Anno 2190, quattro astronauti americani iniziano la loro missione decennale su Pangea, una stazione spaziale di rifornimento posta a metà strada tra la Terra e la prima colonia umana spaziale Europa Uno. I primi anni della missione trascorrono senza problemi, ma con il passar del tempo lo stress tende a minare l’integrità psicologica dell’equipaggio. Quando un devastante cataclisma cosmico fa esplodere il pianeta Terra, un’onda d’urto investe e danneggia la stazione spaziale, lasciando i poveri astronauti nella consapevolezza di poter essere tra i pochi, se non gli unici, sopravvissuti rimasti. Questo evento costringe i superstiti ad una vera e propria lotta per la sopravvivenza.

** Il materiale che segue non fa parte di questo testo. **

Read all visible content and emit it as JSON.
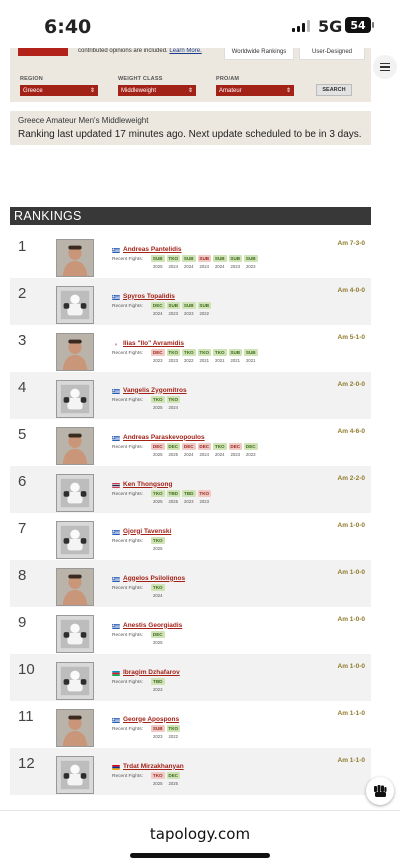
{
  "status_bar": {
    "time": "6:40",
    "network": "5G",
    "battery": "54"
  },
  "search_panel": {
    "promo_text": "contributed opinions are included.",
    "promo_link": "Learn More.",
    "chips": [
      "Worldwide Rankings",
      "User-Designed"
    ],
    "filters": [
      {
        "label": "REGION",
        "value": "Greece"
      },
      {
        "label": "WEIGHT CLASS",
        "value": "Middleweight"
      },
      {
        "label": "PRO/AM",
        "value": "Amateur"
      }
    ],
    "search_label": "SEARCH"
  },
  "notice": {
    "title": "Greece Amateur Men's Middleweight",
    "text": "Ranking last updated 17 minutes ago. Next update scheduled to be in 3 days."
  },
  "rankings_title": "RANKINGS",
  "recent_fights_label": "Recent Fights:",
  "fighters": [
    {
      "rank": "1",
      "name": "Andreas Pantelidis",
      "record": "Am 7-3-0",
      "flag": "greece",
      "photo": "photo-real",
      "fights": [
        [
          "SUB",
          "w",
          "2025"
        ],
        [
          "TKO",
          "w",
          "2024"
        ],
        [
          "SUB",
          "w",
          "2024"
        ],
        [
          "SUB",
          "l",
          "2024"
        ],
        [
          "SUB",
          "w",
          "2024"
        ],
        [
          "SUB",
          "w",
          "2023"
        ],
        [
          "SUB",
          "w",
          "2023"
        ]
      ]
    },
    {
      "rank": "2",
      "name": "Spyros Topalidis",
      "record": "Am 4-0-0",
      "flag": "greece",
      "photo": "placeholder",
      "fights": [
        [
          "DEC",
          "w",
          "2024"
        ],
        [
          "SUB",
          "w",
          "2023"
        ],
        [
          "SUB",
          "w",
          "2023"
        ],
        [
          "SUB",
          "w",
          "2022"
        ]
      ]
    },
    {
      "rank": "3",
      "name": "Ilias \"Ilo\" Avramidis",
      "record": "Am 5-1-0",
      "flag": "unknown",
      "photo": "photo-real",
      "fights": [
        [
          "DEC",
          "l",
          "2023"
        ],
        [
          "TKO",
          "w",
          "2023"
        ],
        [
          "TKO",
          "w",
          "2022"
        ],
        [
          "TKO",
          "w",
          "2021"
        ],
        [
          "TKO",
          "w",
          "2021"
        ],
        [
          "SUB",
          "w",
          "2021"
        ],
        [
          "SUB",
          "w",
          "2021"
        ]
      ]
    },
    {
      "rank": "4",
      "name": "Vangelis Zygomitros",
      "record": "Am 2-0-0",
      "flag": "greece",
      "photo": "placeholder",
      "fights": [
        [
          "TKO",
          "w",
          "2025"
        ],
        [
          "TKO",
          "w",
          "2024"
        ]
      ]
    },
    {
      "rank": "5",
      "name": "Andreas Paraskevopoulos",
      "record": "Am 4-6-0",
      "flag": "greece",
      "photo": "photo-real",
      "fights": [
        [
          "DEC",
          "l",
          "2025"
        ],
        [
          "DEC",
          "w",
          "2025"
        ],
        [
          "DEC",
          "l",
          "2024"
        ],
        [
          "DEC",
          "l",
          "2024"
        ],
        [
          "TKO",
          "w",
          "2024"
        ],
        [
          "DEC",
          "l",
          "2023"
        ],
        [
          "DEC",
          "w",
          "2023"
        ]
      ]
    },
    {
      "rank": "6",
      "name": "Ken Thongsong",
      "record": "Am 2-2-0",
      "flag": "thailand",
      "photo": "placeholder",
      "fights": [
        [
          "TKO",
          "w",
          "2025"
        ],
        [
          "TBD",
          "w",
          "2025"
        ],
        [
          "TBD",
          "w",
          "2023"
        ],
        [
          "TKO",
          "l",
          "2023"
        ]
      ]
    },
    {
      "rank": "7",
      "name": "Gjorgi Tavenski",
      "record": "Am 1-0-0",
      "flag": "greece",
      "photo": "placeholder",
      "fights": [
        [
          "TKO",
          "w",
          "2025"
        ]
      ]
    },
    {
      "rank": "8",
      "name": "Aggelos Psilolignos",
      "record": "Am 1-0-0",
      "flag": "greece",
      "photo": "photo-real",
      "fights": [
        [
          "TKO",
          "w",
          "2024"
        ]
      ]
    },
    {
      "rank": "9",
      "name": "Anestis Georgiadis",
      "record": "Am 1-0-0",
      "flag": "greece",
      "photo": "placeholder",
      "fights": [
        [
          "DEC",
          "w",
          "2025"
        ]
      ]
    },
    {
      "rank": "10",
      "name": "Ibragim Dzhafarov",
      "record": "Am 1-0-0",
      "flag": "azerbaijan",
      "photo": "placeholder",
      "fights": [
        [
          "TBD",
          "w",
          "2023"
        ]
      ]
    },
    {
      "rank": "11",
      "name": "George Apospons",
      "record": "Am 1-1-0",
      "flag": "greece",
      "photo": "photo-real",
      "fights": [
        [
          "SUB",
          "l",
          "2023"
        ],
        [
          "TKO",
          "w",
          "2022"
        ]
      ]
    },
    {
      "rank": "12",
      "name": "Trdat Mirzakhanyan",
      "record": "Am 1-1-0",
      "flag": "armenia",
      "photo": "placeholder",
      "fights": [
        [
          "TKO",
          "l",
          "2025"
        ],
        [
          "DEC",
          "w",
          "2025"
        ]
      ]
    }
  ],
  "colors": {
    "accent": "#a32218",
    "win": "#cfe3b5",
    "loss": "#f1cac6",
    "record": "#8f7a2c"
  },
  "footer": {
    "domain": "tapology.com"
  }
}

L’atmosfera che si respira è chiaramente claustrofobica, sensazione amplificata da un buon uso delle luci e dall’ambientazione all’interno di una stazione spaziale sporca e vissuta. Un plauso va per questo a David Dean Ebert – già direttore artistico della serie televisiva “Gotham“ – il quale, nonostante il budget limitato, nel curare la scenografia ha saputo fare un buon lavoro.
La regia riesce abbastanza bene a descrivere la tensione attraverso le dinamiche emozionali dei personaggi principali, anche se il livello adrenalinico non raggiunge mai picchi elevati, assestandosi quasi sempre su dei limiti medio bassi. La recitazione non sempre è all’altezza, e questo anche perchè i dialoghi risultano spesso essenziali, a volte anche troppo.
La sceneggiatura, curata da Ryan Binaco, nel complesso può essere definita soddisfacente, una critica va però mossa nell’uso della tecnica narrativa del flash forward che, sparsa un po’ per tutto il film, rallenta un ritmo a volte soporifero.
L’introduzione di altri sopravvissuti preme il piede sull’acceleratore e dona una maggiore tensione al film, anche se gli eventi che vanno così a crearsi sembrano fin troppo prevedibili. Il finale, anch’esso prevedibile, risulta comunque abbastanza emozionante e carico di speranza.